2024-05-22

Show HN: Route your prompts to the best LLM

Original Article ↗ Hacker News Discussion ↗

Concept & Architecture

Service routes each prompt to one of many LLMs based on predicted quality, latency, and cost.
Uses a separate neural network “router” (~20ms inference) plus ~150ms extra when using their public endpoints; on‑prem deployment avoids most added latency.
Router is trained supervised on open LLM datasets, using GPT‑4 (or similar) as a judge to generate scores; it learns a score function over prompts plus per‑model latent vectors.

Use Cases & Benefits

Seen as most useful at scale, where inference cost and speed matter (sales call agents, copilots, autocomplete, real‑time UX).
Some users report quality gains by combining strengths of multiple models.
Platform also offers benchmarking: run your prompts against many models/providers to compare cost, speed, and judged quality; can be used even without routing.
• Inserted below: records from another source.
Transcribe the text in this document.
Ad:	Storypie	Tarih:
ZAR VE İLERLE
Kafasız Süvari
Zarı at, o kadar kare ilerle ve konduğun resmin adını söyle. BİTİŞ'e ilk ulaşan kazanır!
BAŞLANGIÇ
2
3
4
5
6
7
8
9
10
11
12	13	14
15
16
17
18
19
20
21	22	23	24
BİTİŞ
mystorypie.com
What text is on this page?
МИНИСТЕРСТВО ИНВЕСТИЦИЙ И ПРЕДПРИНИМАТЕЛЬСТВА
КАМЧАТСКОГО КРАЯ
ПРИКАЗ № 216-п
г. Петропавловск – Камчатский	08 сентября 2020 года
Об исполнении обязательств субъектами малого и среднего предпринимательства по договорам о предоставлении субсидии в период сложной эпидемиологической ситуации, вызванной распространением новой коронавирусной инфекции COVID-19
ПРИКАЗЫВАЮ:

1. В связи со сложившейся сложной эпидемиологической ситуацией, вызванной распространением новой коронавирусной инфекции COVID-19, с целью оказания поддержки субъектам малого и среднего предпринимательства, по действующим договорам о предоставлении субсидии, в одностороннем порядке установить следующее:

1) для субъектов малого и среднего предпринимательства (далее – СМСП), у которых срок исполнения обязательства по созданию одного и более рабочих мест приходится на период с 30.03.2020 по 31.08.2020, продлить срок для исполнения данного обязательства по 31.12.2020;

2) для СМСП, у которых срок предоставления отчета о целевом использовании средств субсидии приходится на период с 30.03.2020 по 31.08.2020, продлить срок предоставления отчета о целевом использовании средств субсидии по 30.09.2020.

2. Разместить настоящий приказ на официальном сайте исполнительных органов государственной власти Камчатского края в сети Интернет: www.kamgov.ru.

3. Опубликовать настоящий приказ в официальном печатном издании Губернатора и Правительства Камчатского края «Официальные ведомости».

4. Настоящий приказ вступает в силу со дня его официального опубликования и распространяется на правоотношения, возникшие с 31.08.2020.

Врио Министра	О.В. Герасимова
Customization & Integrations

Supports training custom routers on app‑specific data to better match a given task.
Integrations mentioned: LlamaIndex RAG, LangChain‑style routing concepts, planned support for more models (e.g., Gemini variants, Gemini Flash) and on‑prem/local deployment.
Future API planned to expose raw router scores so clients can keep routing logic and model‑specific prompts on their side.

Data Usage & Privacy

By default, user data is used (anonymized) to improve the base router.
Opt‑out is supported; creator claims no downside other than losing that feedback signal.

Business Model & Sustainability

Currently passes through provider rates, takes no margin, and offers free credits to new signups.
Future revenue ideas: take a small margin on “optimized” router configs that still reduce user costs vs. a single model; possibly negotiate provider discounts.
Some commenters prefer explicit, stable pricing (e.g., fixed fee or small commission) to avoid future surprises.

Comparisons & Alternatives

Compared to openrouter‑style abstraction, other AI gateways, and MoE/“composition of experts” architectures.
Key difference vs. MoE: operates at a higher level, routing between entire black‑box models, not internal layers or tokens.

Skepticism & Limitations

Several practitioners argue models are not interchangeable; prompts are heavily tuned per model and even minor changes or quantization shifts affect behavior.
Concern that dynamic routing undermines consistency, especially for complex or high‑stakes content generation and agentic systems.
Others see routing as overkill for many apps, with benchmarking and single‑endpoint access being the more broadly valuable features.